Listen to Les McKeown read this blog post:
Most growing organizations reach a point where the concept of leadership needs to move from being inherent and presumed, to becoming something more structured and planned.
It’s at this stage that many organizations first establish a leadership development program – a formalized or semi-formalized process of developing future leaders, usually by a combination of teaching and mentoring/coaching.
The literature surrounding the design of leadership development programs is immense (here are the 5,090,000 Google results alone), and the debate about what makes for a successful program can get heated.
But when it comes to developing the right kind of leaders, I’ve noticed one fundamental flaw recurs much more often than any other...

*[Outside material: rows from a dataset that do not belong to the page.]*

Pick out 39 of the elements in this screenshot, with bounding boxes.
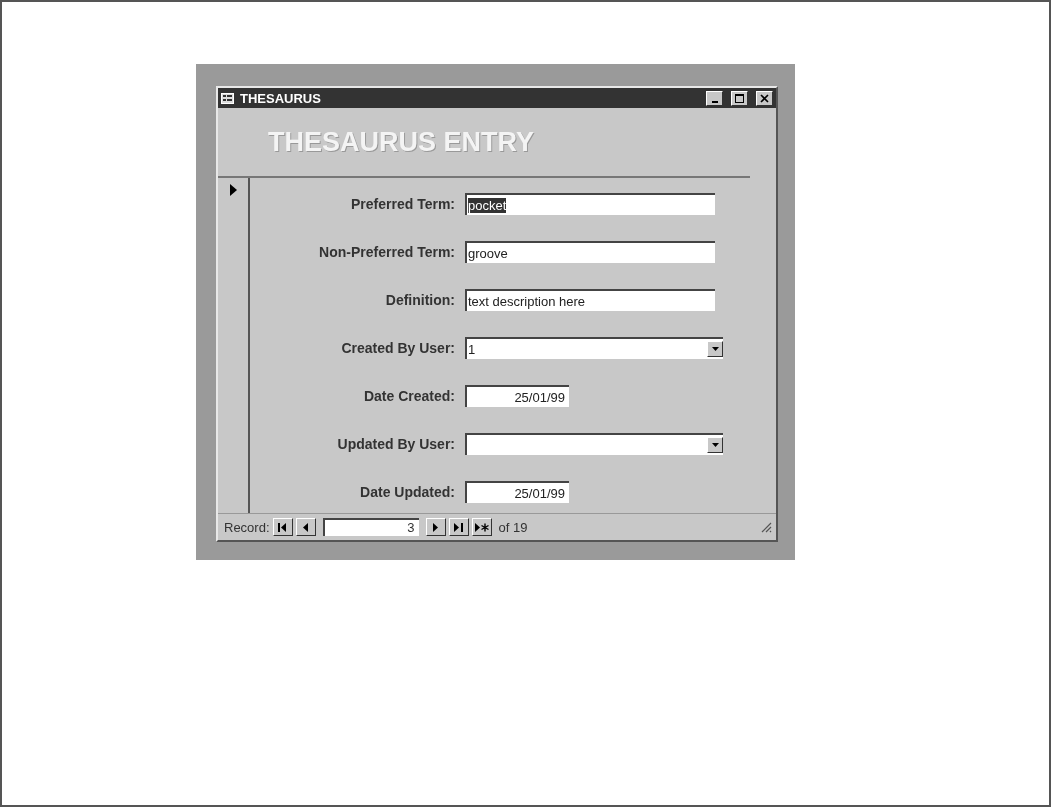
record-count: of 19 (498, 519, 528, 535)
maximize-icon (735, 93, 744, 103)
close-icon (760, 93, 769, 103)
text-field[interactable]: pocket (465, 193, 715, 215)
next-record-button[interactable] (425, 518, 446, 536)
field-label: Preferred Term: (350, 196, 455, 212)
window-title: THESAURUS (240, 90, 322, 106)
resize-grip-icon[interactable] (760, 521, 772, 533)
last-record-button[interactable] (448, 518, 469, 536)
first-icon (278, 522, 288, 532)
new-record-button[interactable] (471, 518, 492, 536)
current-record-icon (229, 184, 237, 196)
record-label: Record: (224, 519, 270, 535)
form-icon (221, 92, 234, 104)
field-label: Non-Preferred Term: (318, 244, 455, 260)
field-label: Updated By User: (336, 436, 455, 452)
record-number-field[interactable]: 3 (322, 518, 419, 536)
field-label: Date Updated: (359, 484, 455, 500)
caret-icon (711, 347, 719, 351)
minimize-button[interactable] (706, 90, 723, 106)
date-field[interactable]: 25/01/99 (465, 385, 569, 407)
maximize-button[interactable] (731, 90, 748, 106)
next-icon (433, 522, 439, 532)
caret-icon (711, 443, 719, 447)
combo-box[interactable]: 1 (465, 337, 723, 359)
text-field[interactable]: groove (465, 241, 715, 263)
field-label: Created By User: (340, 340, 455, 356)
new-record-icon (474, 522, 489, 532)
first-record-button[interactable] (272, 518, 293, 536)
minimize-icon (711, 100, 718, 103)
combo-box[interactable] (465, 433, 723, 455)
previous-icon (303, 522, 309, 532)
previous-record-button[interactable] (295, 518, 316, 536)
last-icon (454, 522, 464, 532)
date-field[interactable]: 25/01/99 (465, 481, 569, 503)
field-label: Date Created: (362, 388, 455, 404)
text-field[interactable]: text description here (465, 289, 715, 311)
close-button[interactable] (756, 90, 773, 106)
field-label: Definition: (384, 292, 455, 308)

Sounds arcane and obtuse, I know, but bear with me.
Here’s what I mean: Most leadership development programs are based on an underlying set of core competencies – the skills, behaviors and attitudes that we want our newly coined leaders to exhibit.
After all, if we’re going to develop leaders, we’d better first establish clearly what sort of leaders we want – right?
And this is where the question of ‘tense’ arises.
"When it comes to developing the right kind of leaders, one fundamental flaw recurs much more often than any other... the leadership development is conducted in the wrong tense." - Les McKeown, Founder and CEO, Predictable Success
You see, most organizations (whether they do it by themselves or hire a firm of consultants to do it for them) identify their set of core competencies – the foundational building blocks of their leadership development – by asking a version of this question:
What skills, behaviors and attitudes do leaders need, in order to succeed in this organization?
Take a look at that question, and see if you can spot the inherent flaw.
It lies, as I have hinted already, in the tense in which it is asked. The question presumes that the organization’s current state will continue. It predicates a definition of leadership that maintains the status quo.
In essence, it will result in a program that develops leaders much like the leaders we already have.
And that may or may not be what we need for the future. To succeed in changed circumstances - to grow your organization beyond what it is now, you need to change the tense.
In the leadership programs I develop, we start with a question which is:
(a) couched in the future tense, and
(b) centered on the organization, not on the individual,
What skills, behaviors and attitudes do leaders need, in order for this organization to succeed in the future?
Grab your noodling tool(s) of choice, and try answering that question for your own organization, specifically focussing on those leadership skills you and your team haven't developed yet, but which you will need to grow and thrive in the future.
Even if you’re not considering developing a formal leadership development program, I think you’ll find the answers revealing and challenging.